When I was still a schoolteacher, my students LOVED St. Patrick’s Day. For one thing, it gave them an excuse to pinch each other (where did the tradition of pinching someone not wearing green begin??). For another, I would call them add a “Mc” and “O” to their names. Of course, with a name like McFann, they knew for sure that I had just moved from Ireland. The truth is, I’m basically Celtic by marriage–and my husband is mostly Scottish due to his mother (although there is a lot of Irish in the family tree, the family name McFann is pre-revolutionary war in the United States and has probably been pretty “diluted”). Ah, well.
They say that everyone is Irish on St. Patrick’s Day so I take the opportunity to prepare a nice corned beef and cabbage dinner. Over the years, I’ve tried a variety of slow-cooking recipes. They’ve been okay, but when I decided to try cooking the dinner in a pressure cooker with Scottish ale, I found heaven! The ale is a dark, heavy beer (even heavier than Guinness) that gives the corned beef a nice subtle kick.
There aren’t any photos because I haven’t cooked it, yet, today, even though it is almost 4:00 (I better get my bread in the bread maker if My Honey is going to have a sandwich for lunch tomorrow!). Everything but the green salad will be cooked together in the pressure cooker. The vegetables were picked up at the farmer’s market the other day. Locally grown veggies are just so much tastier than their grocery store counterparts that have been shipped in from who knows where.
Now, whenever I tell people that I occasionally use a pressure cooker, they get a terrified look. In Grandma’s day, the pressure cookers could be like time bombs if the jiggle thingy got food crud in it. I don’t recommend buying a vintage pressure cooker. However, I’ve been very happy with my Instant Pot pressure cooker.
Here is the menu:
Corned Beef with Cabbage and Potatoes
Serves 4 to 6 (Adapted from Pressure Perfect by Lorna Sass)
55 – 70 minutes high pressure plus natural pressure release
2 cups water
2 cups Scottish ale
2 large bay leaves
3- to 5-pound flat cut or point cut corned beef brisket
4 pounds large potatoes, scrubbed
4 medium beets, scrubbed and root and ends trimmed (do not expose flesh)
1 small cabbage (about 2 1/2 pounds), quartered
Pour water and beer into a 6-quart or larger cooker. Add the bay leaves. Set the beef in the water and pour in any brine and the contents of the enclosed flavor pack (if there is one). Arrange the potatoes on top. Arrange beets, stem side up, around potatoes. Be careful not to exceed the maximum fill line of the cooker).

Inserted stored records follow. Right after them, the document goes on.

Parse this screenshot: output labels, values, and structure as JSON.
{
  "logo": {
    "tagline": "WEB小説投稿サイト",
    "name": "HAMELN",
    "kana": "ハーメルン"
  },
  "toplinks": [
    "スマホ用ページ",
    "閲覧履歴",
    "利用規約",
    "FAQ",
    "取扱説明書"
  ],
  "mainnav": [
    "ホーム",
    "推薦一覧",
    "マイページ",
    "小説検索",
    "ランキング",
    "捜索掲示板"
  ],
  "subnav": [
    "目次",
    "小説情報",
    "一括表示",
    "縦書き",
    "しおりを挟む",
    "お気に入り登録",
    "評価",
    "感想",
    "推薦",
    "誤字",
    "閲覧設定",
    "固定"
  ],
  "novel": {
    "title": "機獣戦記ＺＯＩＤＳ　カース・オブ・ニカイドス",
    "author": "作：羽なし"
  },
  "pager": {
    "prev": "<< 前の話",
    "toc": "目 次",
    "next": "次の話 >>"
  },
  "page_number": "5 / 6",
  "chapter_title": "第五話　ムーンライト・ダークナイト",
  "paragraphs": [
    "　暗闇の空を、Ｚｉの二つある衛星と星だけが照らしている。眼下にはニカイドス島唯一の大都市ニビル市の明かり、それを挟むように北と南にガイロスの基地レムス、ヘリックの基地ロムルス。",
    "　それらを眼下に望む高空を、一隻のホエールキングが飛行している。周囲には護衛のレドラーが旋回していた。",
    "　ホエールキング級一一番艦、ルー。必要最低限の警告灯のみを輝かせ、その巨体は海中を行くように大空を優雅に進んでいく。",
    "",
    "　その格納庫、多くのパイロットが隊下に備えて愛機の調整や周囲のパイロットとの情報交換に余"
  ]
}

Lock the lid in place. Bring to high pressure over high heat. Reduce the heat just enough to maintain high pressure; cook for 55 minutes for 3 pounds, 60 minutes for 4 pounds, or 70 minutes for 5 pounds. Turn off heat and allow pressure to release naturally. Carefully remove the lid away from you to allow the steam to release.
Transfer the potatoes to a large platter and keep warm. Transfer the beets to another dish. Check the beef for doneness in the thickest part. An instant read thermometer should read 150 degrees Fahrenheit. The ends of the beef should shred very easily. If necessary, cook at high pressure another 5 to 10 minutes. When done, transfer beef to carving board to rest for 10 minutes.

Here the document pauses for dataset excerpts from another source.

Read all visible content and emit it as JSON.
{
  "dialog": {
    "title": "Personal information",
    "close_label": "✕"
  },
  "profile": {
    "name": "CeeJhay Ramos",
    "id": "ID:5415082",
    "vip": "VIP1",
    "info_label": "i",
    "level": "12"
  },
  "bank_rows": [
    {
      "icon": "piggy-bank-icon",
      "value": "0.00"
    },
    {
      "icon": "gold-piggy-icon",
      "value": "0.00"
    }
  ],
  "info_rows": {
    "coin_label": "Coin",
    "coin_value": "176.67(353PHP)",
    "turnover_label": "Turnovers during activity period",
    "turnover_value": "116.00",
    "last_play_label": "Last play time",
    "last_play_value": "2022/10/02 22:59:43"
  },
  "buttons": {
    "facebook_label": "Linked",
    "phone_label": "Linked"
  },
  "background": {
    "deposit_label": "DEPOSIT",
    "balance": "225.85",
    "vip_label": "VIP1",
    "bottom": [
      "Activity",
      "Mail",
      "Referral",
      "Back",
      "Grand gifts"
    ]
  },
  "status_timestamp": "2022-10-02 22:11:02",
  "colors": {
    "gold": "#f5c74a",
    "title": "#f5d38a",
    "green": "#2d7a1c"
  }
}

If there is less than 1 cup remaining in the cooker, add enough water to equal 1 cup. Set over high heat as you add the cabbage. Once again, bring the cooker to high pressure. Reduce the heat just enough to maintain pressure and cook for 3 minutes (and only for 3 minutes). Turn off heat and use the quick-release valve to release pressure.
While the cabbage is cooking, peel and quarter the beets. Remove cabbage from cooker with tongs and drain.

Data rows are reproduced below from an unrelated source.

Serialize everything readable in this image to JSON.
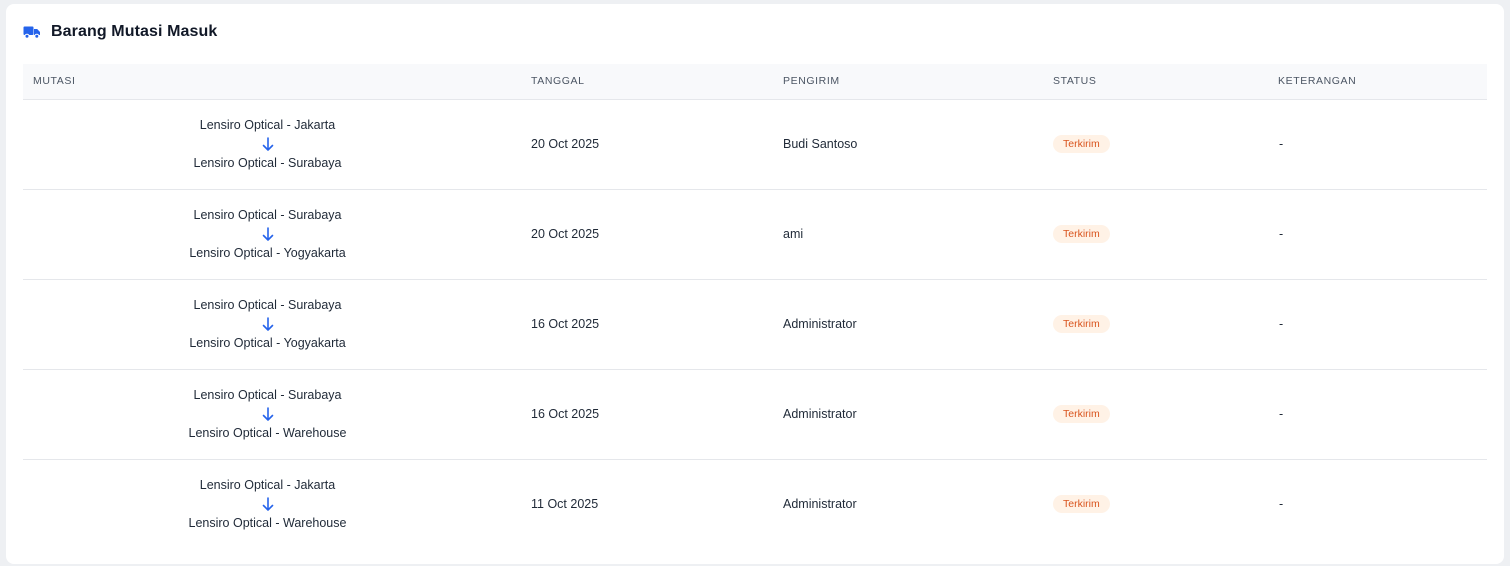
{
  "card": {
    "title": "Barang Mutasi Masuk",
    "icon": "truck-icon",
    "accent": "#2563eb"
  },
  "table": {
    "headers": {
      "mutasi": "MUTASI",
      "tanggal": "TANGGAL",
      "pengirim": "PENGIRIM",
      "status": "STATUS",
      "keterangan": "KETERANGAN"
    },
    "rows": [
      {
        "from": "Lensiro Optical - Jakarta",
        "to": "Lensiro Optical - Surabaya",
        "tanggal": "20 Oct 2025",
        "pengirim": "Budi Santoso",
        "status": "Terkirim",
        "keterangan": "-"
      },
      {
        "from": "Lensiro Optical - Surabaya",
        "to": "Lensiro Optical - Yogyakarta",
        "tanggal": "20 Oct 2025",
        "pengirim": "ami",
        "status": "Terkirim",
        "keterangan": "-"
      },
      {
        "from": "Lensiro Optical - Surabaya",
        "to": "Lensiro Optical - Yogyakarta",
        "tanggal": "16 Oct 2025",
        "pengirim": "Administrator",
        "status": "Terkirim",
        "keterangan": "-"
      },
      {
        "from": "Lensiro Optical - Surabaya",
        "to": "Lensiro Optical - Warehouse",
        "tanggal": "16 Oct 2025",
        "pengirim": "Administrator",
        "status": "Terkirim",
        "keterangan": "-"
      },
      {
        "from": "Lensiro Optical - Jakarta",
        "to": "Lensiro Optical - Warehouse",
        "tanggal": "11 Oct 2025",
        "pengirim": "Administrator",
        "status": "Terkirim",
        "keterangan": "-"
      }
    ],
    "status_colors": {
      "terkirim_bg": "#fff2e6",
      "terkirim_text": "#d9541e"
    },
    "arrow_icon": "arrow-down-icon"
  }
}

Slice the corned beef across the grain. Serve with Horseradish Sour Cream.
Horseradish Sour Cream:
Blend the following ingredients
1 cup sour cream
1/4 cup prepared horseradish
1 teaspoon Dijon mustard
When I was growing up, St. Patrick’s Day was observed as a religious holiday with people going to mass in the morning and then having the St. Patrick’s Feast in the afternoon (with a parade as part of the festivities). I’m going to step on my soapbox and say that I’m dismayed that commercialism has turned this religious holiday into a day when people feel that it is the “Irish” thing to do to get drunk. I guess I shouldn’t be too surprised by the pressure of commercialism–after all, if they get us to believe that we can be Irish by getting drunk, then a lot of Irish Brew can be sold at restaurants and bars (and liquor stores). If we truly want to live like our grandmothers, we would take a step back and ask ourselves how we can celebrate St. Patrick’s life without the need to debase ourselves by getting drunk. My thinking is that we can honor him by having a feast at home surrounded by family and close friends. Getting off my soapbox now.